To answer questions about commercial viability, One Sea has ordered a study from a naval architecture company into business cases for major ship types in various operational profiles. She hopes to get a “sneak peek” at the results by the end of this year or early 2021.

A number of factors are coming together that will help drive progress towards automation.

Cutting greenhouse gas emissions will be a driver as automated functions are a good way to reduce fuel consumption. Shipyards, currently struggling for business, may be more willing to take on totally new designs and ways of building ships that will be required when vessels need to operate as integrated systems themselves.

The 329-gt passenger ferry Suomenlinna II (built 2004). Photo: ABB

NYK's involvement recognises that Japanese crews are ageing and there is less willingness among young people to go to sea, but Haikkola said it is illuminating that the first order for a fully autonomous cargo vessel came not from a shipping company, but an agricultural group looking to move cargo — Yara International.

Goals-based regulation

Depressed shipping markets are one reason, but another has been the lack of regulation.
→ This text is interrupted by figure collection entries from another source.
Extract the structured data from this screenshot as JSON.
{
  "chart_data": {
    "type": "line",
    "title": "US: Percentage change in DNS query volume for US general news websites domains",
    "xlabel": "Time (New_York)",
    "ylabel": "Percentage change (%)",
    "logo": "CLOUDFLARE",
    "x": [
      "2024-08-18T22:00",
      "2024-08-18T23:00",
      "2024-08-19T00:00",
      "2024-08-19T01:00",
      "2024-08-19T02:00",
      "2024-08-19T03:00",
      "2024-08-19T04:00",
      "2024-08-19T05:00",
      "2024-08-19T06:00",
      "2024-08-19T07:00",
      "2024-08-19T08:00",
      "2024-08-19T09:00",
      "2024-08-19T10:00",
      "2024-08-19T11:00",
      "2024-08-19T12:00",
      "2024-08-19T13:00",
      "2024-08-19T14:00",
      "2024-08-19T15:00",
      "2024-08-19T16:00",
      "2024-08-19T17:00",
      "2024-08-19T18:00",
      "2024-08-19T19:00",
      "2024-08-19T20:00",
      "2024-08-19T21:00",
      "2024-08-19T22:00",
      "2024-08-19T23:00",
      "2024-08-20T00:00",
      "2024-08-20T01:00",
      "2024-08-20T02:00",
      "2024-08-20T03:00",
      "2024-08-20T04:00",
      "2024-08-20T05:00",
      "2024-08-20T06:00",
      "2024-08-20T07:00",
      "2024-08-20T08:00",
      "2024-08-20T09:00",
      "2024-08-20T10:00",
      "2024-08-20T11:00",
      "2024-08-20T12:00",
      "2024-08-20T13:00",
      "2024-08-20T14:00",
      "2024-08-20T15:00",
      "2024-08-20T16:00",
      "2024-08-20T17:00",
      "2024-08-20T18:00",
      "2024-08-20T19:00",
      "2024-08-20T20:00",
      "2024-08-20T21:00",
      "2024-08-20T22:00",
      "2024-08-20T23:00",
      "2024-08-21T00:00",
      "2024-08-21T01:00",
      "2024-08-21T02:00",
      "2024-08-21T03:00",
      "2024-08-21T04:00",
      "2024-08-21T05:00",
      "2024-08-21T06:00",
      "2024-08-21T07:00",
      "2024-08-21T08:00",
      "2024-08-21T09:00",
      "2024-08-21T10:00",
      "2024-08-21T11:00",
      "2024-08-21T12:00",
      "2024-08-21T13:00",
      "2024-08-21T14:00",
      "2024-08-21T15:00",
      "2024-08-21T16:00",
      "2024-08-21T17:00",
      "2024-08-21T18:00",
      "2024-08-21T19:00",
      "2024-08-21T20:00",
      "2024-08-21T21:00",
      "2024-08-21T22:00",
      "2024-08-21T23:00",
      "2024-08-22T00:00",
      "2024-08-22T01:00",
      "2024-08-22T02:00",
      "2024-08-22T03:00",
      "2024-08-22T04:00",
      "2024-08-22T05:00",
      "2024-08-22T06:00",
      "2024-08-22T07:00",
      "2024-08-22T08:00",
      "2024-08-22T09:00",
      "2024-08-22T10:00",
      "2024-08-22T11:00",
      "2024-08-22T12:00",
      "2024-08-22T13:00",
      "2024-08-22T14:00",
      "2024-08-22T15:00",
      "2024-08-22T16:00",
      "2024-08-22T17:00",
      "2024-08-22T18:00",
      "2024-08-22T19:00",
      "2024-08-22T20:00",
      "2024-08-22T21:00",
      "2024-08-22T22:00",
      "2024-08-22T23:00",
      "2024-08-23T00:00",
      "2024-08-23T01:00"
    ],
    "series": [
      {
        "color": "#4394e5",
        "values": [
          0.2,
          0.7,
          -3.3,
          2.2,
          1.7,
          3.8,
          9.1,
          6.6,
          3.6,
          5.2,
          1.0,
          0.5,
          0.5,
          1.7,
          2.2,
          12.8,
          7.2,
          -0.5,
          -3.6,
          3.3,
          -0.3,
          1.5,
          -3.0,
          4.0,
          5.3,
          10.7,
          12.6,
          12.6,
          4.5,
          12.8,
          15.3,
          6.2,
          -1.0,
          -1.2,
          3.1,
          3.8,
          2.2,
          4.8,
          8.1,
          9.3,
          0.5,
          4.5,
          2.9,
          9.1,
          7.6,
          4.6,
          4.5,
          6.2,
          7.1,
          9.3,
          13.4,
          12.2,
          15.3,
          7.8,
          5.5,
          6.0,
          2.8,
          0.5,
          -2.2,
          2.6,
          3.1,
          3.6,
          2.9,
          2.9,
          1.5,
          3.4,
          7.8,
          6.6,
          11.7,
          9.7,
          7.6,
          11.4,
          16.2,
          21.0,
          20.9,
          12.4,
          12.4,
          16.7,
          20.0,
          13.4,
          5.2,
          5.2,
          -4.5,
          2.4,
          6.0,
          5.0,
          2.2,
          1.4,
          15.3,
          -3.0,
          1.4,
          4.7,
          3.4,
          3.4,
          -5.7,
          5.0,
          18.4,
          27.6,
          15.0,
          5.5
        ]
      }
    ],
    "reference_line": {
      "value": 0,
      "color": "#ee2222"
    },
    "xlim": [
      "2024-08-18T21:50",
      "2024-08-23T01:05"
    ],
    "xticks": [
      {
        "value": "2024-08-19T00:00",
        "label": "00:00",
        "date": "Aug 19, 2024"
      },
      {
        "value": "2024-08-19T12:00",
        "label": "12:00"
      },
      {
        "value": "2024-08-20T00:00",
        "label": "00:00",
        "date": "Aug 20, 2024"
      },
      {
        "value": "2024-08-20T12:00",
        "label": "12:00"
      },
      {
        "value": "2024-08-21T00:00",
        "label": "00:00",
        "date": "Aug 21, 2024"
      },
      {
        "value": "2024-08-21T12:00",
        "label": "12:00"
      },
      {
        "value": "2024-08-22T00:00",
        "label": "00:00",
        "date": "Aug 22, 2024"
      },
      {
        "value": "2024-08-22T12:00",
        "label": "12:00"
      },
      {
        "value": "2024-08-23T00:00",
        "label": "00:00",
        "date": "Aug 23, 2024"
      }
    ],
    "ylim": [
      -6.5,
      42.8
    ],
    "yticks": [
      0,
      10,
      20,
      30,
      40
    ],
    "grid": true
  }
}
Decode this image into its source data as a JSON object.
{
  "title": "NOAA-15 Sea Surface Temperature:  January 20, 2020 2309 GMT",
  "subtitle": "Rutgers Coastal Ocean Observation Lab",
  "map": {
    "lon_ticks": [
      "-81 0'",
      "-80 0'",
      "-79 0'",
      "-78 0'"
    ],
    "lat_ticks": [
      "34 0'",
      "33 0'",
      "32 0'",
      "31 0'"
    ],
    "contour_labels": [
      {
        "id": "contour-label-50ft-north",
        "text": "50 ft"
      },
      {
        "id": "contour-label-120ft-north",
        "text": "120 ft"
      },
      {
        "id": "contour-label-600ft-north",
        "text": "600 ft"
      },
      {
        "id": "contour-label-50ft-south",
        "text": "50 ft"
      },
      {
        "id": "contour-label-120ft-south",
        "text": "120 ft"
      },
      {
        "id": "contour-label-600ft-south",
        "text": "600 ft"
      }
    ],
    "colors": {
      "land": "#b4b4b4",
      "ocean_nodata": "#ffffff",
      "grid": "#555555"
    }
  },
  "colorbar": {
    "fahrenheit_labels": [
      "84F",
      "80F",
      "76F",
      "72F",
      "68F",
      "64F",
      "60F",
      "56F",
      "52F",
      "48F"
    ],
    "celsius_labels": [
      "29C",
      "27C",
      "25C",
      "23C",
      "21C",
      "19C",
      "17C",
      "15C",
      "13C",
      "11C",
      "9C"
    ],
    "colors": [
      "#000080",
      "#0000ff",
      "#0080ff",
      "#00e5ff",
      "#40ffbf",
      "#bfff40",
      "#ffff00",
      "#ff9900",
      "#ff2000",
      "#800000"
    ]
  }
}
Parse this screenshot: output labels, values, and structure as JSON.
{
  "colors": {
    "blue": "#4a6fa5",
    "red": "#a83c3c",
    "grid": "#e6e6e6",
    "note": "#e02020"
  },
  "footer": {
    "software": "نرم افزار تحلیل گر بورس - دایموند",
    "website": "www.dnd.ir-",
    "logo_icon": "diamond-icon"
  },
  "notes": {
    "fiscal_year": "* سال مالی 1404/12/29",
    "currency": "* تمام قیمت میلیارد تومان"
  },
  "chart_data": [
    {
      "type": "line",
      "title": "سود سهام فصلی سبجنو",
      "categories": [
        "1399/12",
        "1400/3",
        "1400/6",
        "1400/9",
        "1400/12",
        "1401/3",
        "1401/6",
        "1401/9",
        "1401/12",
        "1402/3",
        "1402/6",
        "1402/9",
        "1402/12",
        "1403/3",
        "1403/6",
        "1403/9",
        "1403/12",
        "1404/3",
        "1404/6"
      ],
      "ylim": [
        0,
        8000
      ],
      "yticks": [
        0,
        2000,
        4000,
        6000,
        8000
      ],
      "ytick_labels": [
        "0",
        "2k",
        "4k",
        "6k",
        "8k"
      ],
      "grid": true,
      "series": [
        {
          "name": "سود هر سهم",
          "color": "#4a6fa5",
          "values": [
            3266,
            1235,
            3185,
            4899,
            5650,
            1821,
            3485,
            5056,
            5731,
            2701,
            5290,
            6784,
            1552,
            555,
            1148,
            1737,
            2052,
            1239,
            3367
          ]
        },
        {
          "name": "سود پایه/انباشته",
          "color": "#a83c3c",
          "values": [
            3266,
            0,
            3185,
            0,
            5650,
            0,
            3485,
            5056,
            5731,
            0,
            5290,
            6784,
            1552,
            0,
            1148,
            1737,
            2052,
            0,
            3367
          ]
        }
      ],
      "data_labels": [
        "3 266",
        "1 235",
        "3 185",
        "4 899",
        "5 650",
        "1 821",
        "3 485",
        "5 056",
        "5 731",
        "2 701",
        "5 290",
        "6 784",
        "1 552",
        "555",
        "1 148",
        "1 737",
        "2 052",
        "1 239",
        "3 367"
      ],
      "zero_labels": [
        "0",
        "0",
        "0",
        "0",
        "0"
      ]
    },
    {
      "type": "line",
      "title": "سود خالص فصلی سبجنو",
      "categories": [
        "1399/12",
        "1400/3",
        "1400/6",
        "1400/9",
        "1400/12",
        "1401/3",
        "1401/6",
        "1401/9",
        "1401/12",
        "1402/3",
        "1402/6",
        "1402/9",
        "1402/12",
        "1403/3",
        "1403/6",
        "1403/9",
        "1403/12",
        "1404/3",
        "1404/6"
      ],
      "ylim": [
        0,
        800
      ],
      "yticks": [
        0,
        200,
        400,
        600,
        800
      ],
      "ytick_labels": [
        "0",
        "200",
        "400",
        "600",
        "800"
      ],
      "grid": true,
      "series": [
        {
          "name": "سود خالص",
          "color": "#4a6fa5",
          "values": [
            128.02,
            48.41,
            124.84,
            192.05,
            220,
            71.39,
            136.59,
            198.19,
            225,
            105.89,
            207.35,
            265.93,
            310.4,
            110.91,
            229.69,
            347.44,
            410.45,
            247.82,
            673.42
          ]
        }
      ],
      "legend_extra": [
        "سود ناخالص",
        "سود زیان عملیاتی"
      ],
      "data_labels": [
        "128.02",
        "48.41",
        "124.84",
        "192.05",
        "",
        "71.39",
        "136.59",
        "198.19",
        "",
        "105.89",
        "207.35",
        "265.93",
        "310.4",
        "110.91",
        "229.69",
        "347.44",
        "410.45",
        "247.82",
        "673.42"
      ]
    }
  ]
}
Resale values and an international market for autonomous vessels have been held back because so far they can only be used in a single country, such as Norway, which adopts rules allowing them to be operated in its coastal waters.

However, the growing acceptance that goal-based rather than prescriptive regulations are required should see progress on that front at the IMO over the next few years, although insiders point out that changes to the International Convention for the Safety of Life at Sea are unlikely before 2028.

Haikkola has her work cut out in pushing to achieve One Sea’s autonomy goal of 2025.